Illinois Gov. J.B. Pritzker said Wednesday the state plans to contribute an additional $100 million to the state's pension funds from proceeds resulting from Illinois' proposed graduated income tax, in a budget address for fiscal year 2021 before the state's General Assembly.
A referendum is scheduled in November for Illinois voters on a constitutional amendment to change the state's income tax to a graduated structure based on income from the current flat tax.
Mr. Pritzker said the $100 million figure should be doubled in subsequent years. The state's next fiscal year begins July 1.
"Next year would be the first year in state history that we will make a pension payment over and above what is required in statute. It begins to allow us to bend the cost curve and reduce our net pension liability faster," Mr. Pritzker said.
The state's total required contribution to its five pension funds in fiscal year 2021 is $9.7 billion, according to the funds' most recent actuarial valuations, published in January. How and when the state would disperse the additional $100 million among the five plans could not be immediately learned.
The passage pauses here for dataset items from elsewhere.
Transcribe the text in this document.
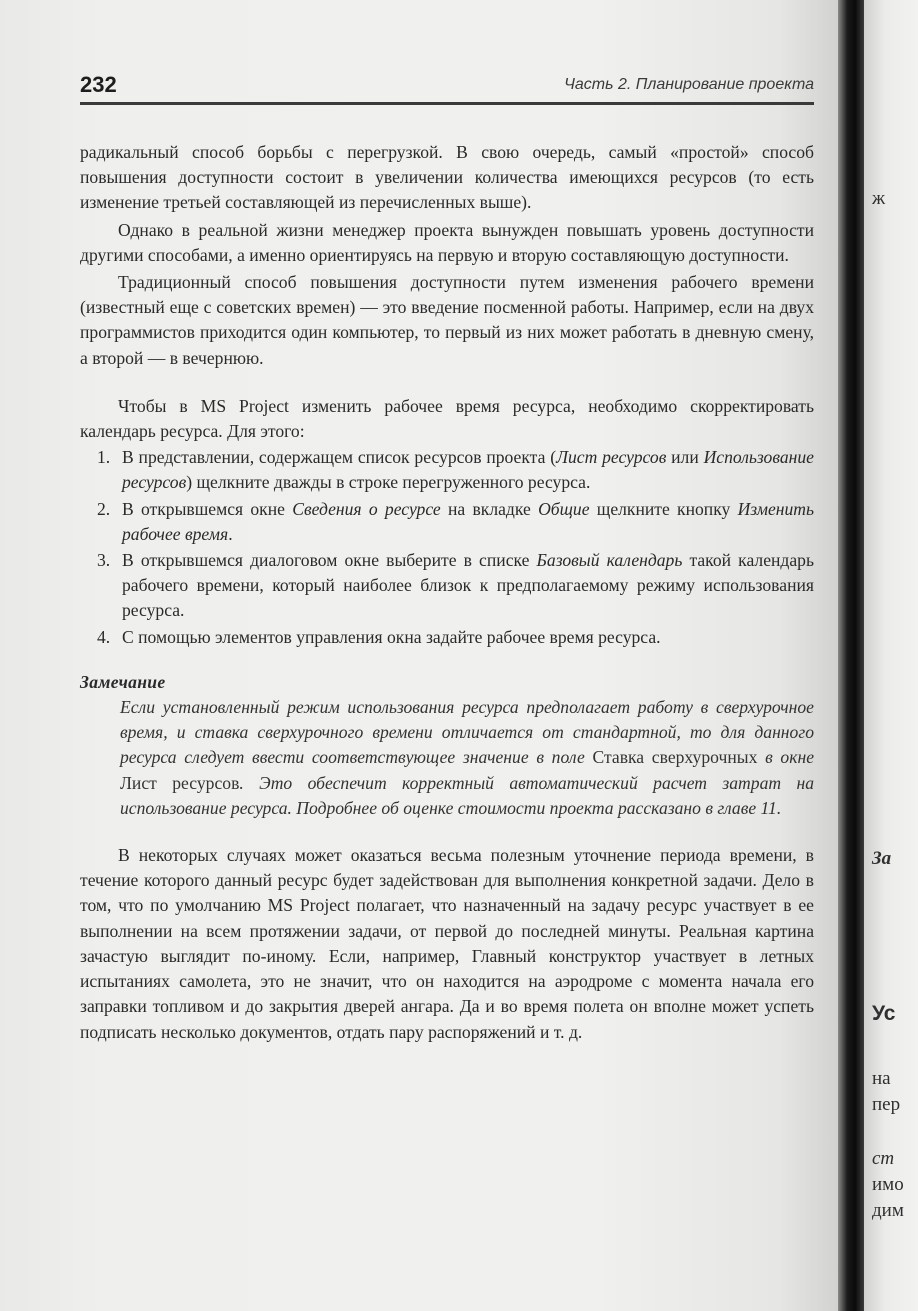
232	Часть 2. Планирование проекта

радикальный способ борьбы с перегрузкой. В свою очередь, самый «простой» способ повышения доступности состоит в увеличении количества имеющихся ресурсов (то есть изменение третьей составляющей из перечисленных выше).

Однако в реальной жизни менеджер проекта вынужден повышать уровень доступности другими способами, а именно ориентируясь на первую и вторую составляющую доступности.

Традиционный способ повышения доступности путем изменения рабочего времени (известный еще с советских времен) — это введение посменной работы. Например, если на двух программистов приходится один компьютер, то первый из них может работать в дневную смену, а второй — в вечернюю.

Чтобы в MS Project изменить рабочее время ресурса, необходимо скорректировать календарь ресурса. Для этого:

В представлении, содержащем список ресурсов проекта (Лист ресурсов или Использование ресурсов) щелкните дважды в строке перегруженного ресурса.
В открывшемся окне Сведения о ресурсе на вкладке Общие щелкните кнопку Изменить рабочее время.
В открывшемся диалоговом окне выберите в списке Базовый календарь такой календарь рабочего времени, который наиболее близок к предполагаемому режиму использования ресурса.
С помощью элементов управления окна задайте рабочее время ресурса.

Замечание

Если установленный режим использования ресурса предполагает работу в сверхурочное время, и ставка сверхурочного времени отличается от стандартной, то для данного ресурса следует ввести соответствующее значение в поле Ставка сверхурочных в окне Лист ресурсов. Это обеспечит корректный автоматический расчет затрат на использование ресурса. Подробнее об оценке стоимости проекта рассказано в главе 11.

В некоторых случаях может оказаться весьма полезным уточнение периода времени, в течение которого данный ресурс будет задействован для выполнения конкретной задачи. Дело в том, что по умолчанию MS Project полагает, что назначенный на задачу ресурс участвует в ее выполнении на всем протяжении задачи, от первой до последней минуты. Реальная картина зачастую выглядит по-иному. Если, например, Главный конструктор участвует в летных испытаниях самолета, это не значит, что он находится на аэродроме с момента начала его заправки топливом и до закрытия дверей ангара. Да и во время полета он вполне может успеть подписать несколько документов, отдать пару распоряжений и т. д.

ж
За
Ус
на
пер
ст
имо
дим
The state's five pension funds as of June 30 were underfunded by $137.3 billion, up $3.8 billion from the year before, according to the actuarial valuations.
Mr. Pritzker in his address dismissed calls for a constitutional amendment to cut benefits to reduce the state's unfunded liability.
"The fantasy of a constitutional amendment to cut retirees' benefits is just that: a fantasy," Mr. Pritzker said. "The idea that all of this can be fixed with a single silver bullet ignores the protracted legal battle that will ultimately run headlong into the contracts clause of the U.S. Constitution. You will spend years in that protracted legal battle, and when you're done, you will have simply kicked the can down the road, made another broken promise to taxpayers, and left them with higher tax bills."
Jordan Abudayyeh, Mr. Pritzker's spokeswoman, could not be immediately reached to provide further information.